The aim of this study was to establish dynamic contrast-enhanced perfusion in peripheral nerves for determination of blood-nerve permeability (Ktrans) and nerve blood volume (NBV) in peripheral neuropathies as compared with healthy controls.
The study was approved by the institutional ethics committee, and written informed consent was obtained from all participants. Forty-three controls (24 women, 19 men; age, 48.7 ± 17.5 years) and 59 patients with peripheral neuropathy (28 women, 31 men; age, 52.7 ± 12.4 years) were examined by a standard protocol including a T1-weighted dynamic contrast-enhanced sequence (time of repetition/time of echo, 4.91/1.64; 10 slices; resolution 0.8 × 0.6 × 3.0 mm3). Time - signal intensity analysis was performed by normalizing to pre–bolus arrival and calculating the mean contrast uptake (MCU) for each patient. Further analyses were performed by customized software to calculate Ktrans and NBV. Statistical analysis included 2-sided Student’s t tests of controls versus patients, receiver operating characteristic analysis, and subgroup analysis of patients according to etiologies of neuropathy.

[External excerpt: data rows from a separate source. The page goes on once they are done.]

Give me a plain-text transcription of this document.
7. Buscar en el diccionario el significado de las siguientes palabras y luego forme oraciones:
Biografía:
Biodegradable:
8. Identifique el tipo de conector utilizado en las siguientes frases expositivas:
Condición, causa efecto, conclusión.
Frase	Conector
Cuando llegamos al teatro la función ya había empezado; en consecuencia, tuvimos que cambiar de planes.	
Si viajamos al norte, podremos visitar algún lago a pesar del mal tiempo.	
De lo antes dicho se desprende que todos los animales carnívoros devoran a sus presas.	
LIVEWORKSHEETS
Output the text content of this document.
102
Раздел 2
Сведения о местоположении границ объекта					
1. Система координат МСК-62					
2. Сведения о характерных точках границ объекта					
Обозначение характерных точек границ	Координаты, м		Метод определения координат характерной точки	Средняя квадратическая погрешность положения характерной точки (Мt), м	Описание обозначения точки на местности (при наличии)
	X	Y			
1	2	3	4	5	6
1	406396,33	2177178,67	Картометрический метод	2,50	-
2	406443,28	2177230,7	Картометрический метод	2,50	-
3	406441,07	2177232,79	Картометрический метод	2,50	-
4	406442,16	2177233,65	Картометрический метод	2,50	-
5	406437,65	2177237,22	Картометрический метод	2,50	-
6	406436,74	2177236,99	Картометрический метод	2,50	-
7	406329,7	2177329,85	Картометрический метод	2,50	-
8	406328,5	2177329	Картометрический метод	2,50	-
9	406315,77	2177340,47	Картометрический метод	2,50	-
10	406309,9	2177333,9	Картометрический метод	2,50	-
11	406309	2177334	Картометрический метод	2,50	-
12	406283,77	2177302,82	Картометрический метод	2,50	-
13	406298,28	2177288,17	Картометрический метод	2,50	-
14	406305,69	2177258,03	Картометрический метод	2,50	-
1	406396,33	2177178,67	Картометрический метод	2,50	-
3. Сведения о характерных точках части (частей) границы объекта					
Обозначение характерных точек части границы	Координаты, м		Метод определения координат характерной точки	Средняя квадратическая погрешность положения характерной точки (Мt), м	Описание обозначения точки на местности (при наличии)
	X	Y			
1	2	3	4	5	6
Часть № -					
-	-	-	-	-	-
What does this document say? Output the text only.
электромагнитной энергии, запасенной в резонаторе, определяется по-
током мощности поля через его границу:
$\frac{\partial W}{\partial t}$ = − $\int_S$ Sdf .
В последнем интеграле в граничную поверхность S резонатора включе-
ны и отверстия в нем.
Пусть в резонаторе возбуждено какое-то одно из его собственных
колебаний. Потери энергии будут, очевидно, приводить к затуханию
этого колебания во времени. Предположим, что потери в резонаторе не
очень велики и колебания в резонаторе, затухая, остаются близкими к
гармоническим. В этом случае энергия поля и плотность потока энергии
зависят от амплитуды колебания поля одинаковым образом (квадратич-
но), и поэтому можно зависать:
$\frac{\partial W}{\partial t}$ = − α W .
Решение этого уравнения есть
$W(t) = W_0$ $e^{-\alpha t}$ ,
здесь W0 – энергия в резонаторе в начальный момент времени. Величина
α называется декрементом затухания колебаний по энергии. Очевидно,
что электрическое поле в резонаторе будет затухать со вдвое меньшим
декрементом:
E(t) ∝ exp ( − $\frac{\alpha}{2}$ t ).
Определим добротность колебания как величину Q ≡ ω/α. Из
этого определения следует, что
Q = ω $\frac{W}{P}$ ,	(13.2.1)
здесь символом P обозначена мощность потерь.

Time–signal intensity analysis showed significantly increased contrast uptake in patients as compared with controls (MCU, 1.29 ± 0.15 vs 1.18 ± 0.08; P < 0.001). This was caused mainly by an increase in Ktrans (0.046 ± 0.025 vs 0.026 ± 0.016 min−1; P < 0.001) and less by an increase in NBV (3.9 ± 2.6 vs 3.0 ± 1.9 mL/100 mL; P = 0.12). This trend was true for all etiologies except entrapment neuropathies. Excluding these, receiver operating characteristic analysis found an area under the curve of 0.78 (95% confidence interval, 0.69–0.89) for MCU and 0.77 (95% confidence interval, 0.65–0.90) for Ktrans to discriminate neuropathy from control.
Dynamic contrast-enhanced perfusion is a feasible technique to assess Ktrans and NBV in peripheral nerves and may be used in future investigations on peripheral neuropathies.